Aintree-based Newton Trans port Services appeared before North Western Deputy Traffic Commissioner Brian Horner at a Preston disciplinary inquiry.
The company was seeking to increase the authorisation on its licence from seven vehicles and four trailers to 10 vehicles and five trailers.
Vehicle examiner Alan Barnes said he had carried out a maintenance investigation following the request for additional vehicles and trailers.
He had examined two vehicles and two trailers, all of which were in a satisfactory condition, but he found gaps of up to five months in the inspection records. Since December 1993 two immediate and five delayed prohibitions had been imposed on the company's vehicles, said Barnes. He felt the problem in the past had been a lack of attention to detail.
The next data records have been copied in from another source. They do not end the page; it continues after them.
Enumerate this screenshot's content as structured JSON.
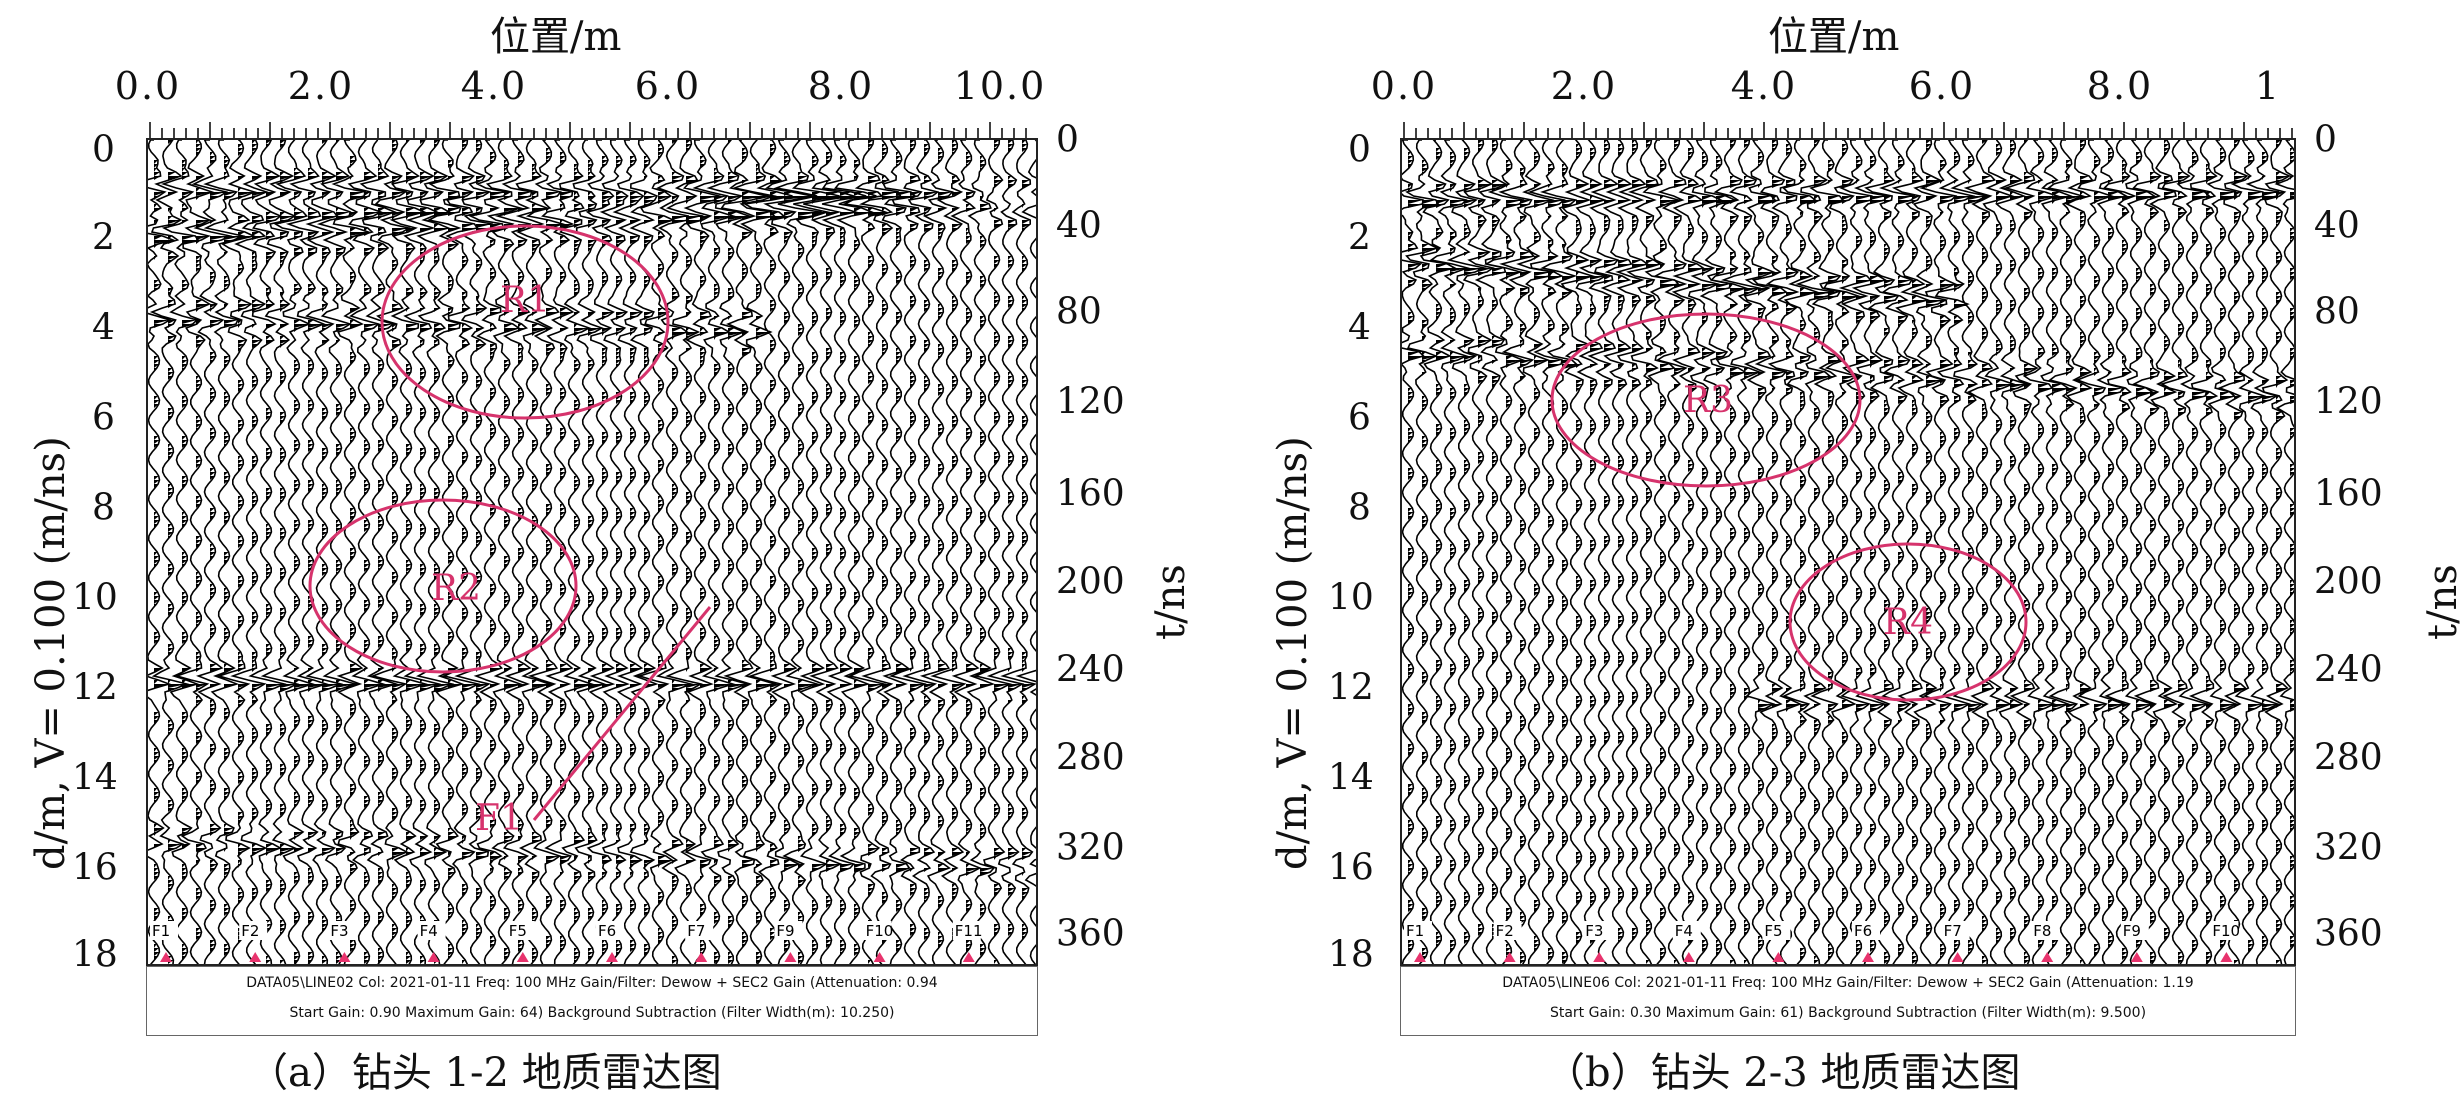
{
  "panels": [
    {
      "id": "a",
      "x_title": "位置/m",
      "x_ticks": [
        "0.0",
        "2.0",
        "4.0",
        "6.0",
        "8.0",
        "10.0"
      ],
      "depth_ticks": [
        "0",
        "2",
        "4",
        "6",
        "8",
        "10",
        "12",
        "14",
        "16",
        "18"
      ],
      "time_ticks": [
        "0",
        "40",
        "80",
        "120",
        "160",
        "200",
        "240",
        "280",
        "320",
        "360"
      ],
      "left_axis_label": "d/m, V= 0.100 (m/ns)",
      "right_axis_label": "t/ns",
      "markers": [
        "F1",
        "F2",
        "F3",
        "F4",
        "F5",
        "F6",
        "F7",
        "F9",
        "F10",
        "F11"
      ],
      "annotations": [
        {
          "label": "R1",
          "shape": "ellipse"
        },
        {
          "label": "R2",
          "shape": "ellipse"
        },
        {
          "label": "F1",
          "shape": "line"
        }
      ],
      "info_line1": "DATA05\\LINE02  Col: 2021-01-11  Freq: 100 MHz Gain/Filter: Dewow + SEC2 Gain (Attenuation: 0.94",
      "info_line2": "Start Gain: 0.90 Maximum Gain: 64) Background Subtraction (Filter Width(m): 10.250)",
      "caption": "（a）钻头 1-2 地质雷达图"
    },
    {
      "id": "b",
      "x_title": "位置/m",
      "x_ticks": [
        "0.0",
        "2.0",
        "4.0",
        "6.0",
        "8.0",
        "1"
      ],
      "depth_ticks": [
        "0",
        "2",
        "4",
        "6",
        "8",
        "10",
        "12",
        "14",
        "16",
        "18"
      ],
      "time_ticks": [
        "0",
        "40",
        "80",
        "120",
        "160",
        "200",
        "240",
        "280",
        "320",
        "360"
      ],
      "left_axis_label": "d/m, V= 0.100 (m/ns)",
      "right_axis_label": "t/ns",
      "markers": [
        "F1",
        "F2",
        "F3",
        "F4",
        "F5",
        "F6",
        "F7",
        "F8",
        "F9",
        "F10"
      ],
      "annotations": [
        {
          "label": "R3",
          "shape": "ellipse"
        },
        {
          "label": "R4",
          "shape": "ellipse"
        }
      ],
      "info_line1": "DATA05\\LINE06  Col: 2021-01-11  Freq: 100 MHz Gain/Filter: Dewow + SEC2 Gain (Attenuation: 1.19",
      "info_line2": "Start Gain: 0.30 Maximum Gain: 61) Background Subtraction (Filter Width(m): 9.500)",
      "caption": "（b）钻头 2-3 地质雷达图"
    }
  ],
  "colors": {
    "annotation": "#d6336c",
    "trace": "#000000",
    "marker": "#e8336d"
  }
}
In reply to the Deputy Commissioner, Barnes said there was now a forward planner that had been devised in association with the company's new maintenance contractor.
There had been a vast improvement and he felt that the situation was now satisfactory.
Director Peter Atherton said the mobile fitter who had previously undertaken the company's maintenance had not always produced inspection records along with his invoices.
"We are on top of things now," said Atherton. Horner said that with the change of maintenance contractor he was satisfied that a properly planned maintenance system was now in place.
He directed that the VI should carry out a further maintenance investigation before the end of next April.